Learning Objectives

By the end of this module, you will be able to:

1. Describe the commit graph as a directed acyclic graph (DAG) with backward-pointing parent references
2. Explain why the tree/branch metaphor is "leaky" and how the graph model is more accurate
3. Demonstrate that a branch is nothing more than a movable pointer to a commit
4. Explain what HEAD is, how it moves, and when it becomes "detached"
5. Distinguish between local branches, remote-tracking branches, and tags

1. The Commit Graph

In Module 3, you learned that every commit object points to a parent commit — the commit that came immediately before it. This parent reference is how Git records history. But history isn't a straight line — it branches and merges. The resulting structure is a directed acyclic graph (DAG).

From Linked Lists to Graphs

A simple linear history is a singly linked list. Each commit points back to exactly one parent:

    ○ ◄── ○ ◄── ○ ◄── ○
    C1     C2     C3     C4

    Time flows left to right →
    Pointers point right to left ←

Why do pointers point backwards? Because commits are immutable. When C2 is created, C1 already exists — so C2 can record C1's hash as its parent. But C1 can't be modified to record C2 as its child. Immutability means references always point to the past.

When two developers work in parallel and later merge, the graph gets a branch and a merge point:

           ○ ◄── ○           (feature branch)
          C3     C4
         ╱         ╲
    ○ ◄── ○          ○      (merge commit — two parents)
    C1     C2         C6
                    ╱
           ○ ◄── ○           (another branch)
          C3'    C5

The merge commit (C6) has two parents — that's how Git knows a merge occurred. No metadata flag, no label. Two parents = merge.

It's a DAG, Not a Tree

The word "branch" comes from the tree metaphor, but Git's history is not a tree. Trees cannot have cycles or convergence points. Git's commit history is a directed acyclic graph:

• Directed — edges (parent references) have a direction (child → parent)
• Acyclic — you can never follow parent references and arrive back where you started
• Graph — nodes can have multiple incoming edges (merge commits) and multiple outgoing edges (branch points)

Tree (no convergence):          DAG (convergence allowed):

        ○                              ○
       / \                            / \
      ○   ○                          ○   ○
     / \                              \ /
    ○   ○                              ○
                                      / \
                                     ○   ○

The tree metaphor breaks down the moment you merge.

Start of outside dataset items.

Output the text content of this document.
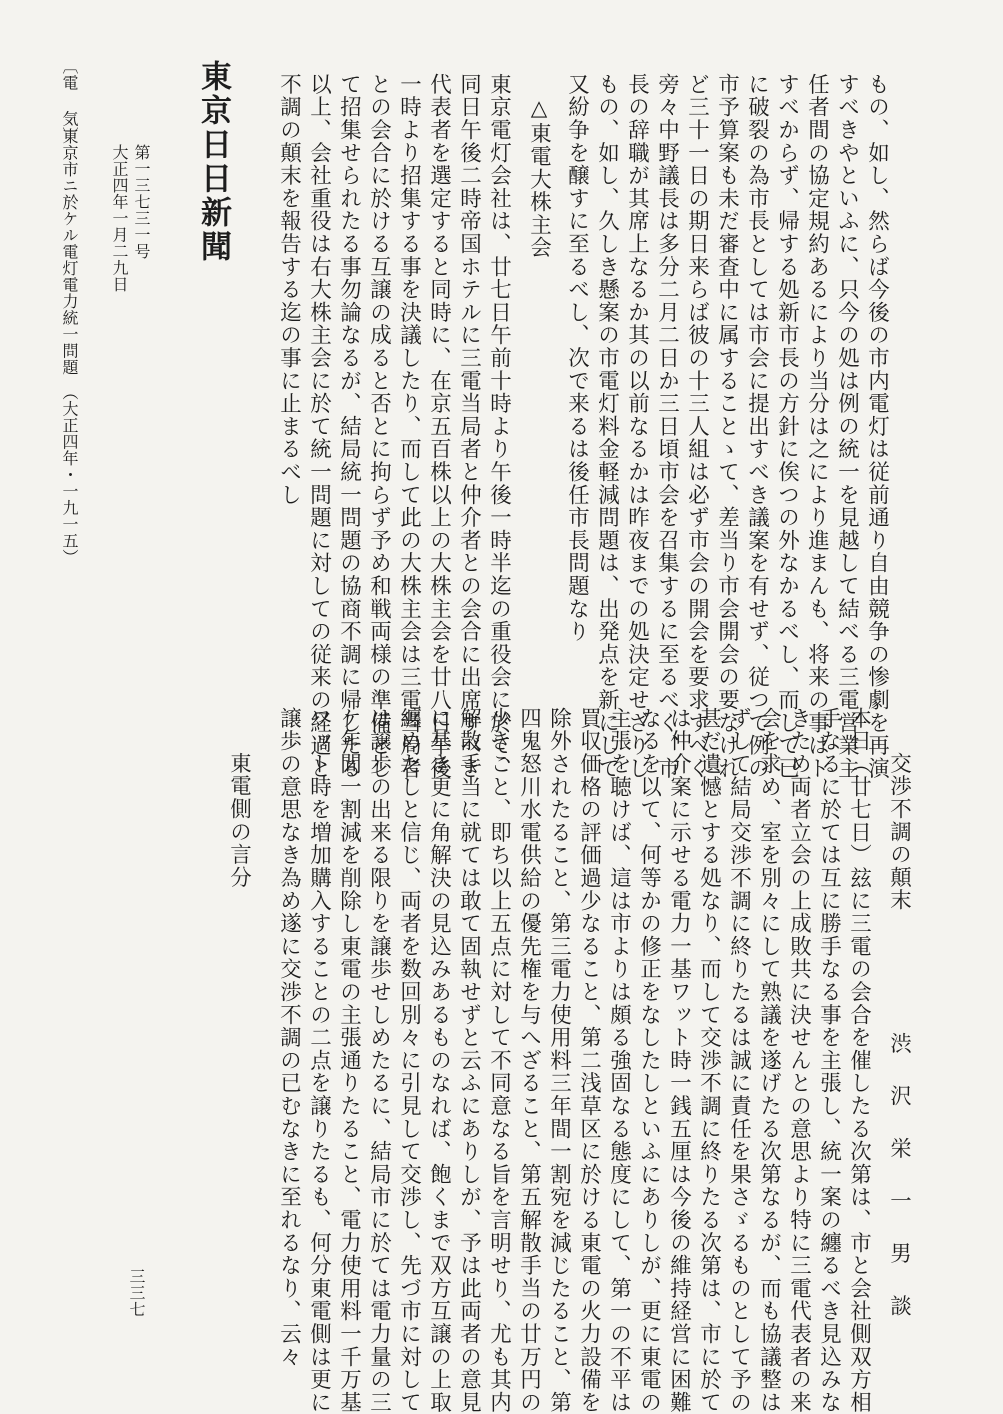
もの、如し、然らば今後の市内電灯は従前通り自由競争の惨劇を再演
すべきやといふに、只今の処は例の統一を見越して結べる三電営業主
任者間の協定規約あるにより当分は之により進まんも、将来の事はト
すべからず、帰する処新市長の方針に俟つの外なかるべし、而して已
に破裂の為市長としては市会に提出すべき議案を有せず、従つて例の
市予算案も未だ審査中に属することゝて、差当り市会開会の要なけれ
ど三十一日の期日来らば彼の十三人組は必ず市会の開会を要求すべく
旁々中野議長は多分二月二日か三日頃市会を召集するに至るべく、市
長の辞職が其席上なるか其の以前なるかは昨夜までの処決定せざりし
もの、如し、久しき懸案の市電灯料金軽減問題は、出発点を新にして
又紛争を醸すに至るべし、次で来るは後任市長問題なり
△東電大株主会
東京電灯会社は、廿七日午前十時より午後一時半迄の重役会に於て、
同日午後二時帝国ホテルに三電当局者と仲介者との会合に出席すべき
代表者を選定すると同時に、在京五百株以上の大株主会を廿八日午後
一時より招集する事を決議したり、而して此の大株主会は三電当局者
との会合に於ける互譲の成ると否とに拘らず予め和戦両様の準備とし
て招集せられたる事勿論なるが、結局統一問題の協商不調に帰したる
以上、会社重役は右大株主会に於て統一問題に対しての従来の経過と
不調の顛末を報告する迄の事に止まるべし
東京日日新聞
第一三七三一号
大正四年一月二九日
〔電 気〕
東京市ニ於ケル電灯電力統一問題　（大正四年・一九一五）
交渉不調の顛末
渋 沢 栄 一 男 談
本日（廿七日）玆に三電の会合を催したる次第は、市と会社側双方相
手なるに於ては互に勝手なる事を主張し、統一案の纏るべき見込みな
きため両者立会の上成敗共に決せんとの意思より特に三電代表者の来
会を求め、室を別々にして熟議を遂げたる次第なるが、而も協議整は
ずして結局交渉不調に終りたるは誠に責任を果さゞるものとして予の
甚だ遺憾とする処なり、而して交渉不調に終りたる次第は、市に於て
は仲介案に示せる電力一基ワット時一銭五厘は今後の維持経営に困難
なるを以て、何等かの修正をなしたしといふにありしが、更に東電の
主張を聴けば、這は市よりは頗る強固なる態度にして、第一の不平は
買収価格の評価過少なること、第二浅草区に於ける東電の火力設備を
除外されたること、第三電力使用料三年間一割宛を減じたること、第
四鬼怒川水電供給の優先権を与へざること、第五解散手当の廿万円の
少きこと、即ち以上五点に対して不同意なる旨を言明せり、尤も其内
解散手当に就ては敢て固執せずと云ふにありしが、予は此両者の意見
に基き更に角解決の見込みあるものなれば、飽くまで双方互譲の上取
纏めたしと信じ、両者を数回別々に引見して交渉し、先づ市に対して
は譲歩の出来る限りを譲歩せしめたるに、結局市に於ては電力量の三
ケ年間一割減を削除し東電の主張通りたること、電力使用料一千万基
ワット時を増加購入することの二点を譲りたるも、何分東電側は更に
譲歩の意思なき為め遂に交渉不調の已むなきに至れるなり、云々
東電側の言分
三三七
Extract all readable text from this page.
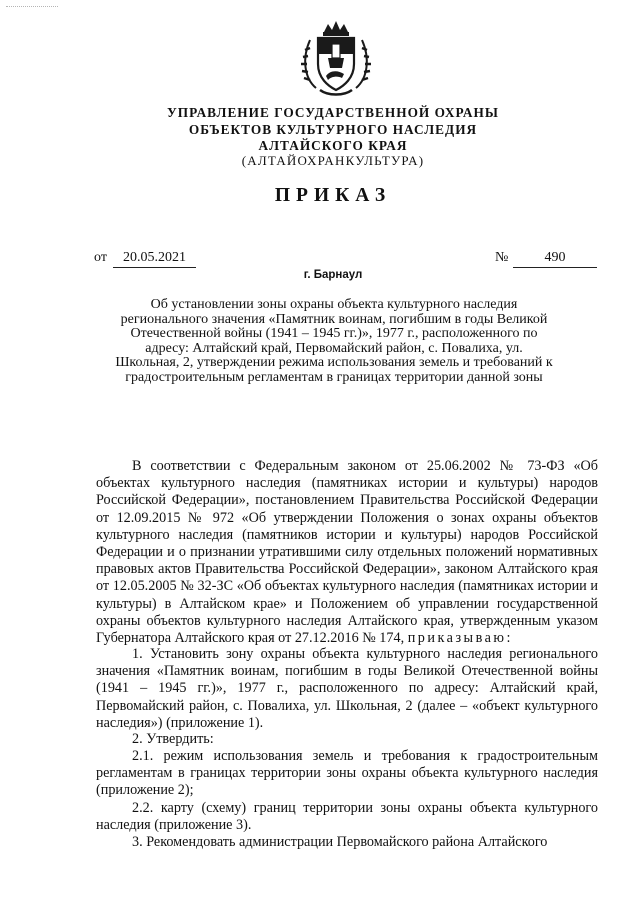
УПРАВЛЕНИЕ ГОСУДАРСТВЕННОЙ ОХРАНЫ
ОБЪЕКТОВ КУЛЬТУРНОГО НАСЛЕДИЯ
АЛТАЙСКОГО КРАЯ
(АЛТАЙОХРАНКУЛЬТУРА)
ПРИКАЗ
от	20.05.2021	№	490
г. Барнаул
Об установлении зоны охраны объекта культурного наследия регионального значения «Памятник воинам, погибшим в годы Великой Отечественной войны (1941 – 1945 гг.)», 1977 г., расположенного по адресу: Алтайский край, Первомайский район, с. Повалиха, ул. Школьная, 2, утверждении режима использования земель и требований к градостроительным регламентам в границах территории данной зоны
В соответствии с Федеральным законом от 25.06.2002 № 73-ФЗ «Об объектах культурного наследия (памятниках истории и культуры) народов Российской Федерации», постановлением Правительства Российской Федерации от 12.09.2015 № 972 «Об утверждении Положения о зонах охраны объектов культурного наследия (памятников истории и культуры) народов Российской Федерации и о признании утратившими силу отдельных положений нормативных правовых актов Правительства Российской Федерации», законом Алтайского края от 12.05.2005 № 32-ЗС «Об объектах культурного наследия (памятниках истории и культуры) в Алтайском крае» и Положением об управлении государственной охраны объектов культурного наследия Алтайского края, утвержденным указом Губернатора Алтайского края от 27.12.2016 № 174, приказываю:
1. Установить зону охраны объекта культурного наследия регионального значения «Памятник воинам, погибшим в годы Великой Отечественной войны (1941 – 1945 гг.)», 1977 г., расположенного по адресу: Алтайский край, Первомайский район, с. Повалиха, ул. Школьная, 2 (далее – «объект культурного наследия») (приложение 1).
2. Утвердить:
2.1. режим использования земель и требования к градостроительным регламентам в границах территории зоны охраны объекта культурного наследия (приложение 2);
2.2. карту (схему) границ территории зоны охраны объекта культурного наследия (приложение 3).
3. Рекомендовать администрации Первомайского района Алтайского
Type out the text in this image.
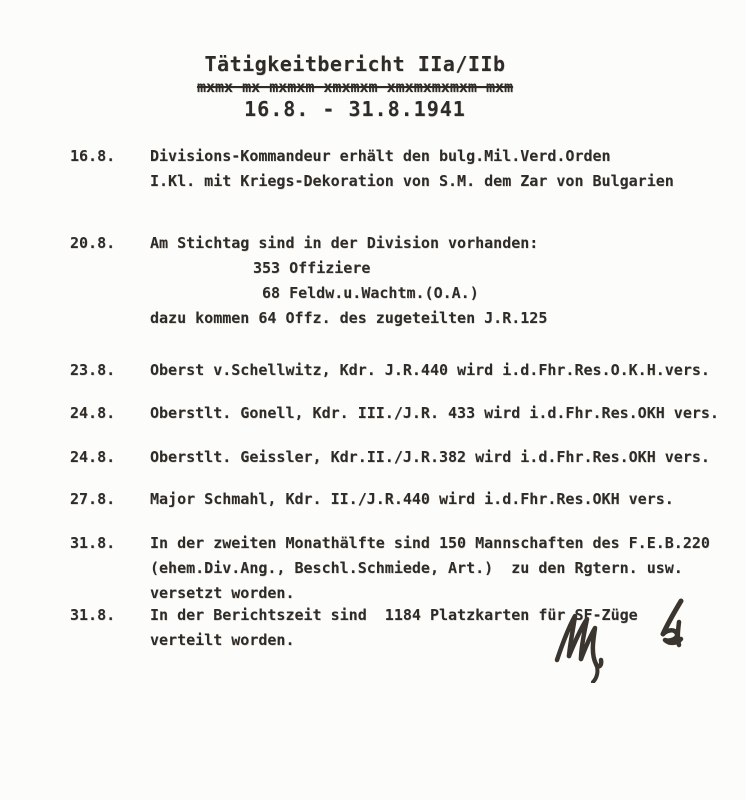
Tätigkeitbericht IIa/IIb
mxmx mx mxmxm xmxmxm xmxmxmxmxm mxm
16.8. - 31.8.1941
16.8.	Divisions-Kommandeur erhält den bulg.Mil.Verd.Orden
I.Kl. mit Kriegs-Dekoration von S.M. dem Zar von Bulgarien
20.8.	Am Stichtag sind in der Division vorhanden:
353 Offiziere
68 Feldw.u.Wachtm.(O.A.)
dazu kommen 64 Offz. des zugeteilten J.R.125
23.8.	Oberst v.Schellwitz, Kdr. J.R.440 wird i.d.Fhr.Res.O.K.H.vers.
24.8.	Oberstlt. Gonell, Kdr. III./J.R. 433 wird i.d.Fhr.Res.OKH vers.
24.8.	Oberstlt. Geissler, Kdr.II./J.R.382 wird i.d.Fhr.Res.OKH vers.
27.8.	Major Schmahl, Kdr. II./J.R.440 wird i.d.Fhr.Res.OKH vers.
31.8.	In der zweiten Monathälfte sind 150 Mannschaften des F.E.B.220
(ehem.Div.Ang., Beschl.Schmiede, Art.)  zu den Rgtern. usw.
versetzt worden.
31.8.	In der Berichtszeit sind  1184 Platzkarten für SF-Züge
verteilt worden.
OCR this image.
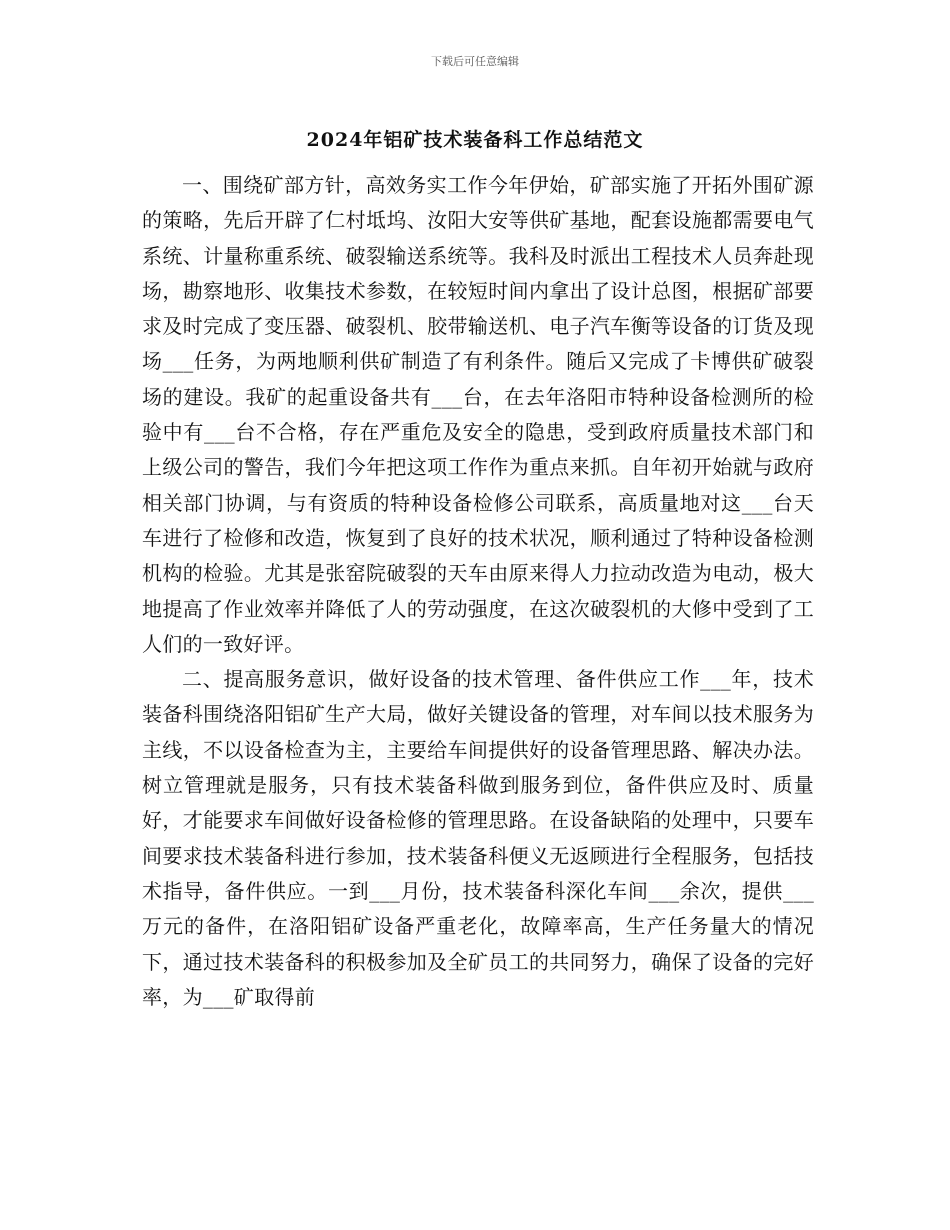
下载后可任意编辑
2024年铝矿技术装备科工作总结范文

一、围绕矿部方针，高效务实工作今年伊始，矿部实施了开拓外围矿源的策略，先后开辟了仁村坻坞、汝阳大安等供矿基地，配套设施都需要电气系统、计量称重系统、破裂输送系统等。我科及时派出工程技术人员奔赴现场，勘察地形、收集技术参数，在较短时间内拿出了设计总图，根据矿部要求及时完成了变压器、破裂机、胶带输送机、电子汽车衡等设备的订货及现场___任务，为两地顺利供矿制造了有利条件。随后又完成了卡博供矿破裂场的建设。我矿的起重设备共有___台，在去年洛阳市特种设备检测所的检验中有___台不合格，存在严重危及安全的隐患，受到政府质量技术部门和上级公司的警告，我们今年把这项工作作为重点来抓。自年初开始就与政府相关部门协调，与有资质的特种设备检修公司联系，高质量地对这___台天车进行了检修和改造，恢复到了良好的技术状况，顺利通过了特种设备检测机构的检验。尤其是张窑院破裂的天车由原来得人力拉动改造为电动，极大地提高了作业效率并降低了人的劳动强度，在这次破裂机的大修中受到了工人们的一致好评。

二、提高服务意识，做好设备的技术管理、备件供应工作___年，技术装备科围绕洛阳铝矿生产大局，做好关键设备的管理，对车间以技术服务为主线，不以设备检查为主，主要给车间提供好的设备管理思路、解决办法。树立管理就是服务，只有技术装备科做到服务到位，备件供应及时、质量好，才能要求车间做好设备检修的管理思路。在设备缺陷的处理中，只要车间要求技术装备科进行参加，技术装备科便义无返顾进行全程服务，包括技术指导，备件供应。一到___月份，技术装备科深化车间___余次，提供___万元的备件，在洛阳铝矿设备严重老化，故障率高，生产任务量大的情况下，通过技术装备科的积极参加及全矿员工的共同努力，确保了设备的完好率，为___矿取得前
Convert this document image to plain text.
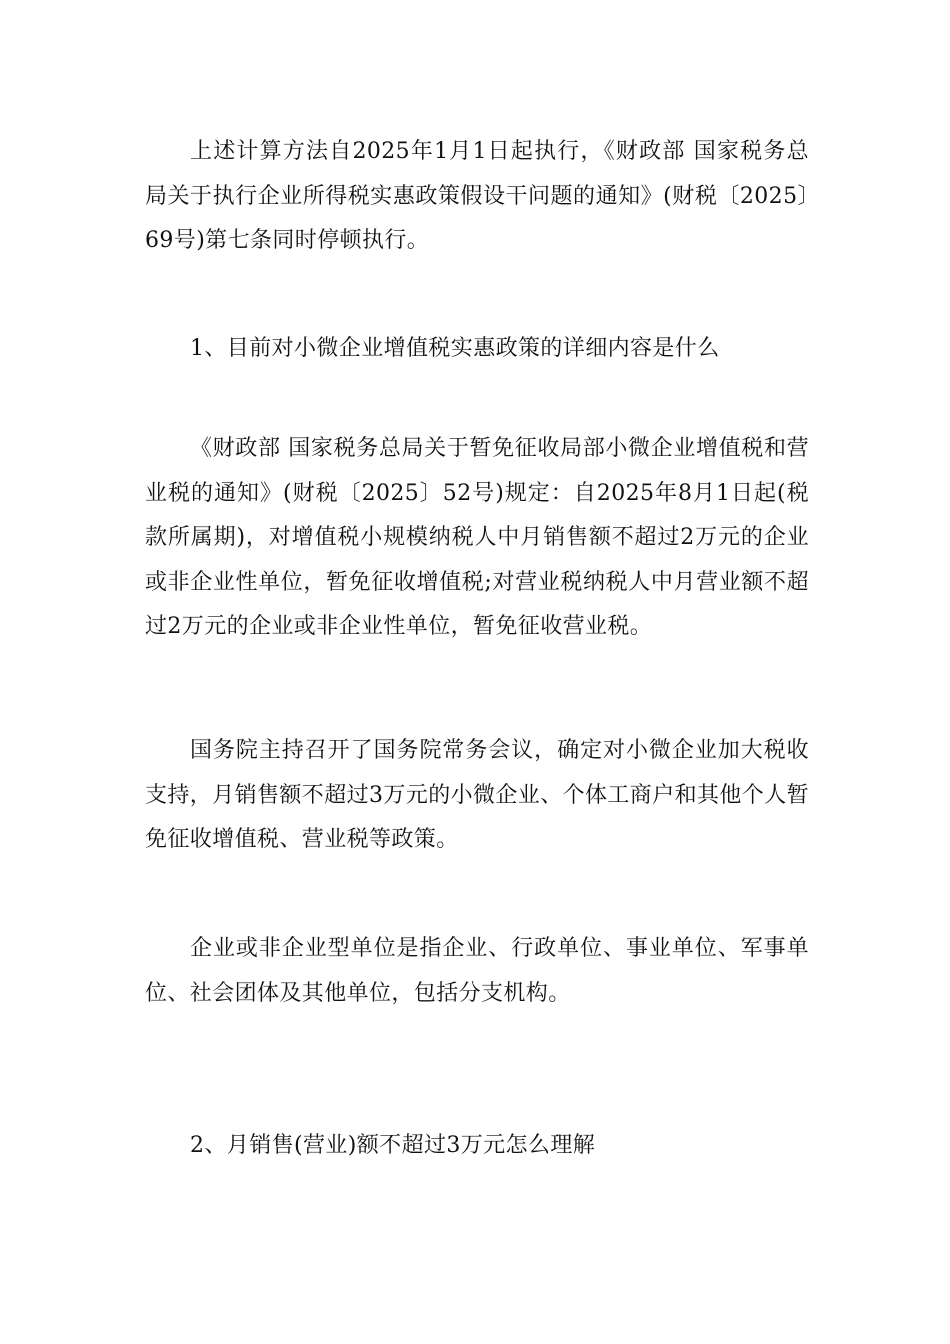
上述计算方法自2025年1月1日起执行，《财政部 国家税务总局关于执行企业所得税实惠政策假设干问题的通知》(财税〔2025〕69号)第七条同时停顿执行。

1、目前对小微企业增值税实惠政策的详细内容是什么

《财政部 国家税务总局关于暂免征收局部小微企业增值税和营业税的通知》(财税〔2025〕52号)规定：自2025年8月1日起(税款所属期)，对增值税小规模纳税人中月销售额不超过2万元的企业或非企业性单位，暂免征收增值税;对营业税纳税人中月营业额不超过2万元的企业或非企业性单位，暂免征收营业税。

国务院主持召开了国务院常务会议，确定对小微企业加大税收支持，月销售额不超过3万元的小微企业、个体工商户和其他个人暂免征收增值税、营业税等政策。

企业或非企业型单位是指企业、行政单位、事业单位、军事单位、社会团体及其他单位，包括分支机构。

2、月销售(营业)额不超过3万元怎么理解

After that, you're working with a graph. Understanding this matters because many Git operations — log traversal, rebase, merge-base calculation — are graph algorithms, not tree algorithms.

Anatomy of a Commit in the Graph

Every commit node in the graph carries:

┌─────────────────────────────────┐
│ Commit: a1b2c3d                 │
├─────────────────────────────────┤
│ tree:    8f3e2a1  (snapshot)    │
│ parent:  e4f5a6b  (prev commit)│
│ parent:  7c8d9e0  (2nd parent  │
│                    if merge)    │
│ author:  Jane Doe               │
│ date:    2024-01-15 10:30:00    │
│ message: "Merge feature into…"  │
└─────────────────────────────────┘

• Zero parents — the very first commit (root commit). A repository can have multiple root commits (rare, but happens with git merge --allow-unrelated-histories).
• One parent — a normal commit.
• Two parents — a merge commit. The first parent is the branch you were on; the second parent is the branch you merged in.
• Three+ parents — an octopus merge (rare, advanced).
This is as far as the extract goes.